Tali motivi, congiuntamente esaminabili perchè attinenti alla ritenuta sussistenza della giusta causa di recesso da parte dell’agente, propongono, anche se talvolta sotto la veste solo formale della violazione di legge o dell’error in procedendo, una sostanziale rivalutazione del materiale probatorio che ha invece indotto la Corte milanese a considerare come giustificato il recesso ad iniziativa del M..

Come noto, infatti, il vizio di violazione o falsa applicazione di norma di diritto, ai sensi dell’art. 360 c.p.c., comma 1, n. 3, ricorre o non ricorre – a prescindere dalla motivazione (che può concernere soltanto una questione di fatto e mai di diritto) posta dal giudice a fondamento della decisione – per l’esclusivo rilievo che, in relazione al fatto accertato, la norma non sia stata applicata quando doveva esserlo, ovvero che lo sia stata quando non si doveva applicarla, ovvero che sia stata “male” applicata, e cioè applicata a fattispecie non esattamente comprensibile nella norma (tra le molteplici, Cass. n. 26307 del 2014; Cass. n. 22348 del 2007). Sicchè il sindacato sulla violazione o falsa applicazione di una norma di diritto presuppone la mediazione di una ricostruzione del fatto incontestata perchè è quella che è stata operata dai giudici del merito; al contrario, laddove si critichi la ricostruzione della vicenda storica quale risultante dalla sentenza impugnata, si è fuori dall’ambito di operatività dell’art. 360 c.p.c., comma 1, n. 3, e la censura è attratta inevitabilmente nei confini del sindacabile esclusivamente ex art. 360 c.p.c., comma 1, n. 5, nella formulazione tempo per tempo vigente, vizio che appunto postula un fatto ancora oggetto di contestazione tra le parti.

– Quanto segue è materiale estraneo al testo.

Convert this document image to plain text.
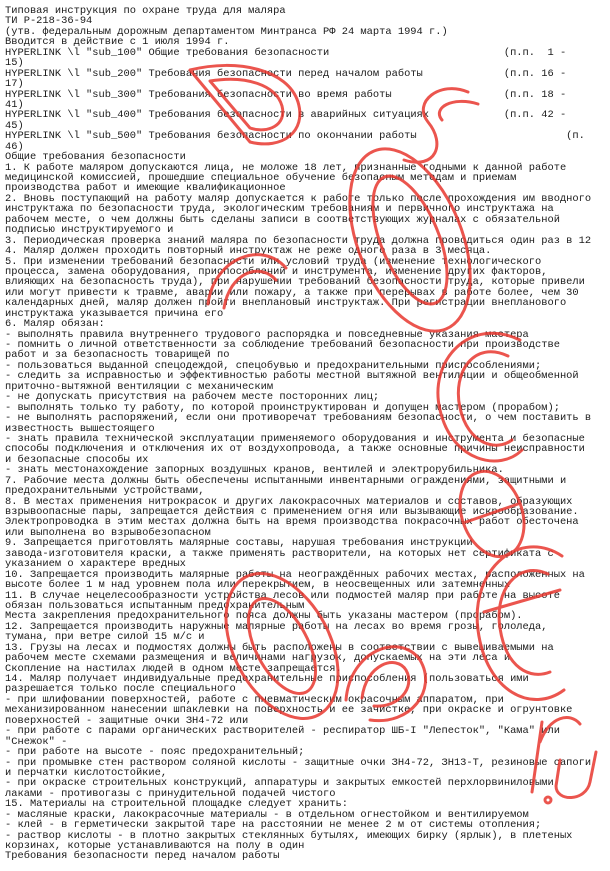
Типовая инструкция по охране труда для маляра
ТИ Р-218-36-94
(утв. федеральным дорожным департаментом Минтранса РФ 24 марта 1994 г.)
Вводится в действие с 1 июля 1994 г.
HYPERLINK \l "sub_100" Общие требования безопасности	(п.п.  1 -
15)
HYPERLINK \l "sub_200" Требования безопасности перед началом работы	(п.п. 16 -
17)
HYPERLINK \l "sub_300" Требования безопасности во время работы	(п.п. 18 -
41)
HYPERLINK \l "sub_400" Требования безопасности в аварийных ситуациях	(п.п. 42 -
45)
HYPERLINK \l "sub_500" Требования безопасности по окончании работы	(п.
46)
Общие требования безопасности
1. К работе маляром допускаются лица, не моложе 18 лет, признанные годными к данной работе
медицинской комиссией, прошедшие специальное обучение безопасным методам и приемам
производства работ и имеющие квалификационное
2. Вновь поступающий на работу маляр допускается к работе только после прохождения им вводного
инструктажа по безопасности труда, экологическим требованиям и первичного инструктажа на
рабочем месте, о чем должны быть сделаны записи в соответствующих журналах с обязательной
подписью инструктируемого и
3. Периодическая проверка знаний маляра по безопасности труда должна проводиться один раз в 12
4. Маляр должен проходить повторный инструктаж не реже одного раза в 3 месяца.
5. При изменении требований безопасности или условий труда (изменение технологического
процесса, замена оборудования, приспособлений и инструмента, изменение других факторов,
влияющих на безопасность труда), при нарушении требований безопасности труда, которые привели
или могут привести к травме, аварии или пожару, а также при перерывах в работе более, чем 30
календарных дней, маляр должен пройти внеплановый инструктаж. При регистрации внепланового
инструктажа указывается причина его
6. Маляр обязан:
- выполнять правила внутреннего трудового распорядка и повседневные указания мастера
- помнить о личной ответственности за соблюдение требований безопасности при производстве
работ и за безопасность товарищей по
- пользоваться выданной спецодеждой, спецобувью и предохранительными приспособлениями;
- следить за исправностью и эффективностью работы местной вытяжной вентиляции и общеобменной
приточно-вытяжной вентиляции с механическим
- не допускать присутствия на рабочем месте посторонних лиц;
- выполнять только ту работу, по которой проинструктирован и допущен мастером (прорабом);
- не выполнять распоряжений, если они противоречат требованиям безопасности, о чем поставить в
известность вышестоящего
- знать правила технической эксплуатации применяемого оборудования и инструмента и безопасные
способы подключения и отключения их от воздухопровода, а также основные причины неисправности
и безопасные способы их
- знать местонахождение запорных воздушных кранов, вентилей и электрорубильника.
7. Рабочие места должны быть обеспечены испытанными инвентарными ограждениями, защитными и
предохранительными устройствами,
8. В местах применения нитрокрасок и других лакокрасочных материалов и составов, образующих
взрывоопасные пары, запрещается действия с применением огня или вызывающие искрообразование.
Электропроводка в этим местах должна быть на время производства покрасочных работ обесточена
или выполнена во взрывобезопасном
9. Запрещается приготовлять малярные составы, нарушая требования инструкции
завода-изготовителя краски, а также применять растворители, на которых нет сертификата с
указанием о характере вредных
10. Запрещается производить малярные работы на неограждённых рабочих местах, расположенных на
высоте более 1 м над уровнем пола или перекрытием, в неосвещенных или затемненных
11. В случае нецелесообразности устройства лесов или подмостей маляр при работе на высоте
обязан пользоваться испытанным предохранительным
Места закрепления предохранительного пояса должны быть указаны мастером (прорабом).
12. Запрещается производить наружные малярные работы на лесах во время грозы, гололеда,
тумана, при ветре силой 15 м/с и
13. Грузы на лесах и подмостях должны быть расположены в соответствии с вывешиваемыми на
рабочем месте схемами размещения и величинами нагрузок, допускаемых на эти леса и
Скопление на настилах людей в одном месте запрещается.
14. Маляр получает индивидуальные предохранительные приспособления (пользоваться ими
разрешается только после специального
- при шлифовании поверхностей, работе с пневматическим окрасочным аппаратом, при
механизированном нанесении шпаклевки на поверхность и ее зачистке, при окраске и огрунтовке
поверхностей - защитные очки ЗН4-72 или
- при работе с парами органических растворителей - респиратор ШБ-I "Лепесток", "Кама" или
"Снежок" -
- при работе на высоте - пояс предохранительный;
- при промывке стен раствором соляной кислоты - защитные очки ЗН4-72, ЗН13-Т, резиновые сапоги
и перчатки кислотостойкие,
- при окраске строительных конструкций, аппаратуры и закрытых емкостей перхлорвиниловыми
лаками - противогазы с принудительной подачей чистого
15. Материалы на строительной площадке следует хранить:
- масляные краски, лакокрасочные материалы - в отдельном огнестойком и вентилируемом
- клей - в герметически закрытой таре на расстоянии не менее 2 м от системы отопления;
- раствор кислоты - в плотно закрытых стеклянных бутылях, имеющих бирку (ярлык), в плетеных
корзинах, которые устанавливаются на полу в один
Требования безопасности перед началом работы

Ciò posto, la Corte milanese, in ordine al recesso dell’agente, ha offerto una ricostruzione ed un apprezzamento della vicenda storica sorretti da una motivazione che il Collegio giudica congrua e che resiste ai rilievi che le vengono mossi. Pertanto detti motivi di gravame volti nella sostanza ad una rivalutazione della quaestio facti vanno respinti per le ragioni già diffusamente esposte al paragrafo n. 4 di cui sopra.

10.- Con il dodicesimo motivo, come effetto dell’accoglimento dei precedenti, si chiede la condanna del M. al pagamento dell’indennità di preavviso in favore della società.

Con il tredicesimo motivo si invoca poi la condanna dell’agente alla rifusione di tutte le spese di ogni fase del giudizio.

Si tratta di motivi manifestamente inammissibili perchè non denunciano vizi della sentenza impugnata secondo le critiche vincolate di cui all’art. 360 c.p.c., ma configurano solo richieste a questa Corte che non possono essere accolte in considerazione del rigetto delle censure precedenti.

11.- Conclusivamente il ricorso deve essere respinto e le spese seguono la soccombenza liquidate come da dispositivo.

PQM

La Corte rigetta il ricorso e condanna parte ricorrente al pagamento delle spese liquidate in Euro 6.100,00, di cui Euro 100,00 per esborsi, oltre accessori secondo legge e spese generali al 15%.

Così deciso in Roma, nella camera di consiglio, il 18 ottobre 2016.